In present document, references may be made to obtaining, acquiring, receiving, or inputting analog or digital data into a subsystem, computer system, or computer-implemented machine. Obtaining, acquiring, receiving, or inputting analog and digital data can be accomplished in a variety of ways such as by receiving data as a parameter of a function call or a call to an application programming interface. In some implementations, process of obtaining, acquiring, receiving, or inputting analog or digital data can be accomplished by transferring data via a serial or parallel interface. In another implementation, process of obtaining, acquiring, receiving, or inputting analog or digital data can be accomplished by transferring data via a computer network from providing entity to acquiring entity. References may also be made to providing, outputting, transmitting, sending, or presenting analog or digital data. In various examples, process of providing, outputting, transmitting, sending, or presenting analog or digital data can be accomplished by transferring data as an input or output parameter of a function call, a parameter of an application programming interface or interprocess communication mechanism.
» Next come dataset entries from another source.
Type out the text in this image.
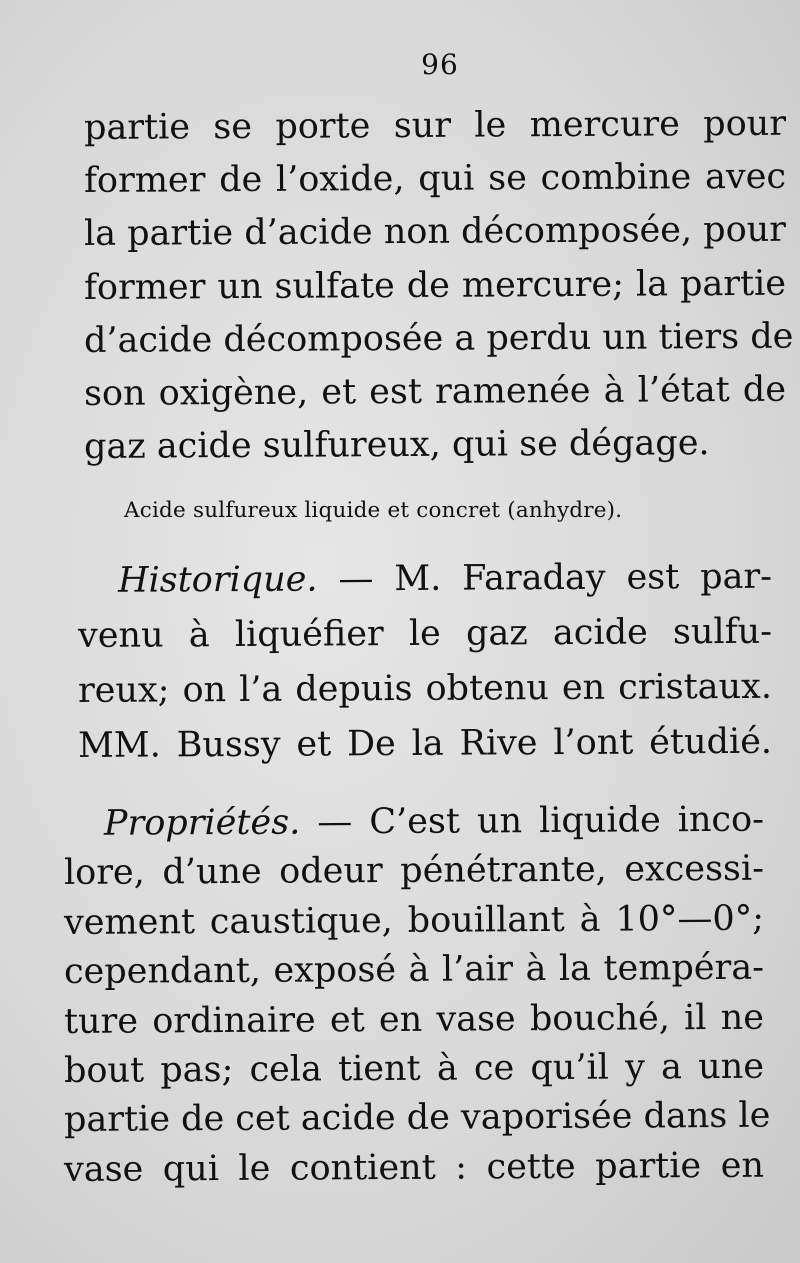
96
partie se porte sur le mercure pour
former de l’oxide, qui se combine avec
la partie d’acide non décomposée, pour
former un sulfate de mercure; la partie
d’acide décomposée a perdu un tiers de
son oxigène, et est ramenée à l’état de
gaz acide sulfureux, qui se dégage.
Acide sulfureux liquide et concret (anhydre).
Historique. — M. Faraday est par-
venu à liquéfier le gaz acide sulfu-
reux; on l’a depuis obtenu en cristaux.
MM. Bussy et De la Rive l’ont étudié.
Propriétés. — C’est un liquide inco-
lore, d’une odeur pénétrante, excessi-
vement caustique, bouillant à 10°—0°;
cependant, exposé à l’air à la tempéra-
ture ordinaire et en vase bouché, il ne
bout pas; cela tient à ce qu’il y a une
partie de cet acide de vaporisée dans le
vase qui le contient : cette partie en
Although discussion above sets forth example implementations of described techniques, other architectures may be used to implement described functionality, and are intended to be within scope of this disclosure. Furthermore, although specific distributions of responsibilities are defined above for purposes of discussion, various functions and responsibilities might be distributed and divided in different ways, depending on circumstances.

Furthermore, although subject matter has been described in language specific to structural features and/or methodological acts, it is to be understood that subject matter claimed in appended claims is not necessarily limited to specific features or acts described. Rather, specific features and acts are disclosed as exemplary forms of implementing the claims.